Desde la montaña que tenía delante Burckhardt vio descender un pequeño acantilado hacia él. Era largo y oscuro, y al final había una blancura, una blancura con cinco dedos…
—Pobre pequeño Burckhardt —dijo triste el altavoz, mientras los ecos resonaban en el enorme espacio que era simplemente un taller—. Debe de haber sido toda una conmoción descubrir que vivías en un pueblo construido sobre una mesa.
Era la mañana del 15 de junio y Guy Burckhardt se despertó gritando.
Había sido un monstruoso e incomprensible sueño, de explosiones, figuras sombrías que no eran hombres y terrores indescriptibles.
Se estremeció y abrió los ojos.
Al otro lado de la ventana de su habitación, gritaba una voz tremenda, amplificada.
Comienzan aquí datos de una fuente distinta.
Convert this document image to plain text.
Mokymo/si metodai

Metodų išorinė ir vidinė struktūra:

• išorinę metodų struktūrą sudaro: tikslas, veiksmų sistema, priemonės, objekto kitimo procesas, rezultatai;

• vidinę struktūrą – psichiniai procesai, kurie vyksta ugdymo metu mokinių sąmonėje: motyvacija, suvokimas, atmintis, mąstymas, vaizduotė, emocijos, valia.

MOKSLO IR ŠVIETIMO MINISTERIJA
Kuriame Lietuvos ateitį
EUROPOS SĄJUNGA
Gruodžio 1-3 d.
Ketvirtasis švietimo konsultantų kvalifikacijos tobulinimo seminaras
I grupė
Burckhardt se pegó a la ventana y miró afuera. Había un toque de frío en el aire que no se correspondía con la estación, como si fuese octubre en vez de junio; pero la escena era de lo más normal… aparte de por el camión sonoro aparcado en la mitad inferior de la calle. Sus altavoces decían con estruendo:
«¿Eres un cobarde? ¿Eres tonto? ¿Vas a permitir que los políticos corruptos te roben este país? ¡NO! ¿Vas a aguantar más años de corrupción y crímenes? ¡NO! ¿Vas a votar directamente al Partido Federal en las elecciones? ¡SÍ! ¡Puedes estar seguro de que lo harás!».
A veces grita, a veces engatusa, amenaza, suplica, seduce… pero su voz se sigue oyendo un 15 de junio tras otro.